Le fisc a tenté de contrer ce raisonnement. Il a contesté la valeur des actions dans les comptes de Pilinvest, comptabilisées à 70 euros en moyenne par titre LVMH, soit au total 368 millions d’euros. Bercy a rappelé que Bernard Arnault avait acquis ces titres en dépensant seulement 131 millions d’euros, et donc que c’est ce chiffre qui devait être retenu au bilan de Pilinvest. Si l’on retient cette valeur trois fois moins élevée, alors il n’est plus nécessaire de revoir à la baisse la valeur des titres suite à la chute des cours en 2008, ni de déprécier le portefeuille, et Pilinvest redevient bénéficiaire. Résultat : la seconde condition n’est plus remplie et Bernard Arnault devient imposable. Ce raisonnement a été balayé par les juges de première instance et d’appel. Pour eux, ce sont les principes comptables adoptés par Pilinvest qui font foi, et ses pertes sont donc incontestables.
Le tribunal administratif a donc conclu que « la somme de 50 millions d’euros [versée par Pilinvest à Bernard Arnault] doit être regardée comme étant exclusivement un remboursement d’apports. L’administration fiscale n’apporte aucun élément au soutien de son argumentation selon laquelle cette somme devrait être regardée comme une distribution d’une partie de la plus-value d’apport placée automatiquement en sursis d’imposition. M. Arnault est, par suite, fondé à soutenir que la somme de 50 millions d’euros n’était pas imposable ».

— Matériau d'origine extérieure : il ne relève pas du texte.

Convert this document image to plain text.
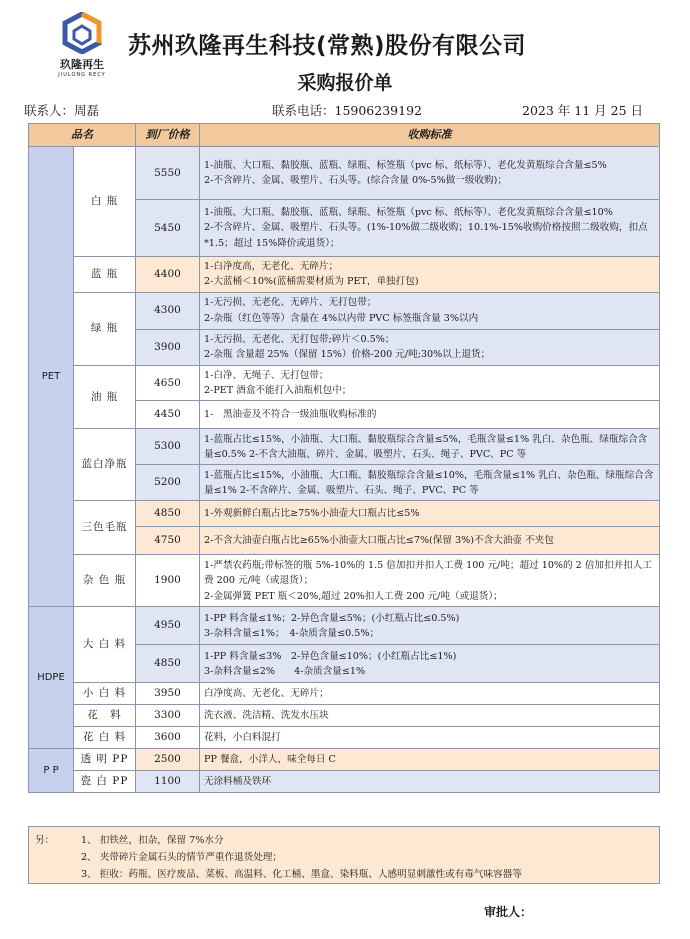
玖隆再生
JIULONG RECY
苏州玖隆再生科技(常熟)股份有限公司
采购报价单
联系人：周磊	联系电话：15906239192	2023 年 11 月 25 日
品名		到厂价格	收购标准
PET	白 瓶	5550	1-油瓶、大口瓶、黏胶瓶、蓝瓶、绿瓶、标签瓶（pvc 标、纸标等）、老化发黄瓶综合含量≤5%
2-不含碎片、金属、吸塑片、石头等。(综合含量 0%-5%做一级收购)；

		5450	1-油瓶、大口瓶、黏胶瓶、蓝瓶、绿瓶、标签瓶（pvc 标、纸标等）、老化发黄瓶综合含量≤10%
2-不含碎片、金属、吸塑片、石头等。(1%-10%做二级收购；10.1%-15%收购价格按照二级收购，扣点*1.5；超过 15%降价或退货）；

	蓝 瓶	4400	1-白净度高，无老化、无碎片；
2-大蓝桶＜10%(蓝桶需要材质为 PET，单独打包)

	绿 瓶	4300	1-无污损、无老化、无碎片、无打包带；
2-杂瓶（红色等等）含量在 4%以内带 PVC 标签瓶含量 3%以内

		3900	1-无污损、无老化、无打包带;碎片＜0.5%；
2-杂瓶 含量超 25%（保留 15%）价格-200 元/吨;30%以上退货；

	油 瓶	4650	1-白净、无绳子、无打包带；
2-PET 酒盒不能打入油瓶机包中；

		4450	1-　黑油壶及不符合一级油瓶收购标准的

	蓝白净瓶	5300	1-蓝瓶占比≤15%，小油瓶、大口瓶、黏胶瓶综合含量≤5%，毛瓶含量≤1% 乳白、杂色瓶、绿瓶综合含量≤0.5% 2-不含大油瓶、碎片、金属、吸塑片、石头、绳子、PVC、PC 等

		5200	1-蓝瓶占比≤15%，小油瓶、大口瓶、黏胶瓶综合含量≤10%，毛瓶含量≤1% 乳白、杂色瓶、绿瓶综合含量≤1% 2-不含碎片、金属、吸塑片、石头、绳子、PVC、PC 等

	三色毛瓶	4850	1-外观新鲜白瓶占比≥75%小油壶大口瓶占比≤5%

		4750	2-不含大油壶白瓶占比≥65%小油壶大口瓶占比≤7%(保留 3%)不含大油壶 不夹包

	杂 色 瓶	1900	1-严禁农药瓶;带标签的瓶 5%-10%的 1.5 倍加扣并扣人工费 100 元/吨；超过 10%的 2 倍加扣并扣人工费 200 元/吨（或退货）；
2-金属弹簧 PET 瓶＜20%,超过 20%扣人工费 200 元/吨（或退货）；

HDPE	大 白 料	4950	1-PP 料含量≤1%；2-异色含量≤5%；(小红瓶占比≤0.5%)
3-杂料含量≤1%；　4-杂质含量≤0.5%；

		4850	1-PP 料含量≤3%　2-异色含量≤10%；(小红瓶占比≤1%)
3-杂料含量≤2%　　4-杂质含量≤1%

	小 白 料	3950	白净度高、无老化、无碎片；

	花　料	3300	洗衣液、洗洁精、洗发水压块

	花 白 料	3600	花料，小白料混打

P P	透 明 PP	2500	PP 餐盒，小洋人，味全每日 C

	瓷 白 PP	1100	无涂料桶及铁环
另：	1、 扣铁丝，扣杂，保留 7%水分
2、 夹带碎片金属石头的情节严重作退货处理；
3、 拒收：药瓶、医疗废品、菜板、高温料、化工桶、墨盒、染料瓶、人感明显刺激性或有毒气味容器等
审批人：
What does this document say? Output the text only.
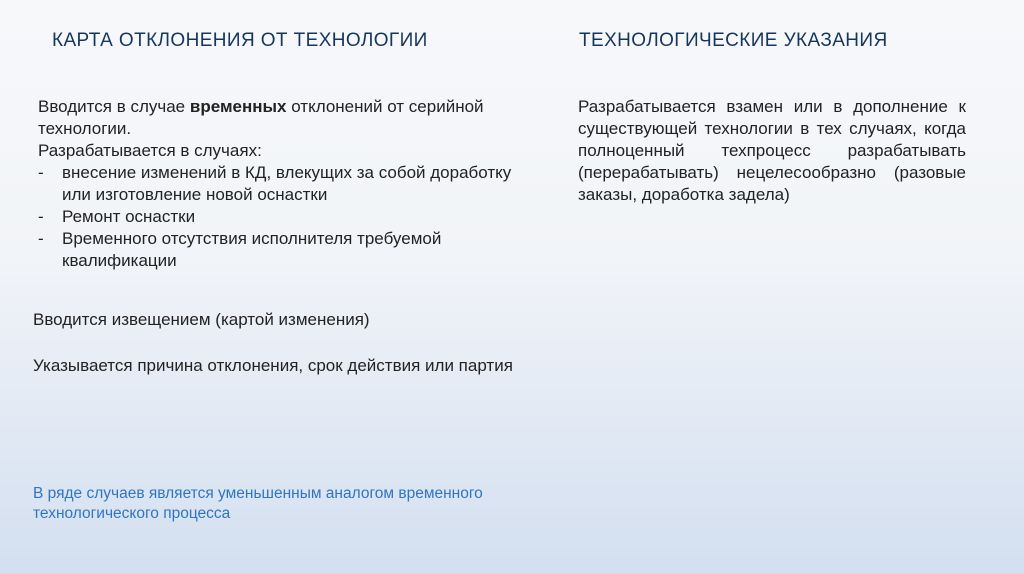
КАРТА ОТКЛОНЕНИЯ ОТ ТЕХНОЛОГИИ	ТЕХНОЛОГИЧЕСКИЕ УКАЗАНИЯ

Вводится в случае временных отклонений от серийной технологии.

Разрабатывается в случаях:

- внесение изменений в КД, влекущих за собой доработку или изготовление новой оснастки
- Ремонт оснастки
- Временного отсутствия исполнителя требуемой квалификации
Вводится извещением (картой изменения)
Указывается причина отклонения, срок действия или партия
В ряде случаев является уменьшенным аналогом временного технологического процесса
Разрабатывается взамен или в дополнение к существующей технологии в тех случаях, когда полноценный техпроцесс разрабатывать (перерабатывать) нецелесообразно (разовые заказы, доработка задела)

Même analyse de la cour administrative d’appel, qui a rappelé que « le législateur a octroyé un sursis automatique d’imposition pour les plus-values résultant des opérations d’échanges de titres. Il a entendu assurer la neutralité au plan fiscal de ces opérations ».
Surtout, « il résulte des termes du code général des impôts que les notions de ‘réserves’ et ‘bénéfices’ sont des notions comptables. Dès lors, il n’y a pas lieu de considérer qu’un bénéfice [différent] devrait être calculé, sur le plan fiscal, en comptabilisant les titres apportés à une valeur différente de celle qu’ils ont au bilan de la société ». Pour les juges d’appel, « le ministre n’est pas fondé à soutenir que les titres apportés auraient dû être comptabilisés à leur valeur d’origine ».
Mais ce raisonnement a été contredit par le Conseil d’Etat. Les juges du Palais Royal ont estimé que la cour d’appel a « commis une erreur de droit » dans le calcul des apports initiaux. Ils ont ainsi suivi les conclusions du rapporteur public, qui avaient été révélées par Glitz .
Contacté, LVMH n’a pas répondu.
[*] LVMH appartient à 42 % à Christian Dior SE, qui elle-même appartient à 96 % à Financière Agache, qui elle-même appartient à 96 % à Agache SE, qui appartient à :
- la société belge Pilinvest Investissement (38,4 % en usufruit viager), détenue par Bernard Arnault
- la société belge Pilinvest Participations (26,5 %), détenue par Bernard Arnault
- la société belge Belholding Belgium (16,1 %), détenue par la holding luxembourgeoise Delcia, qui appartiendrait aux holdings luxembourgeoises Sophiz et Sanderson International, elles-mêmes filiales d’Agache SE
- la société luxembourgeoise Scheffer Participations (5,41 %)
- la société française Coromandel (2,26 % fin 2018), qui appartient à Financière Agache.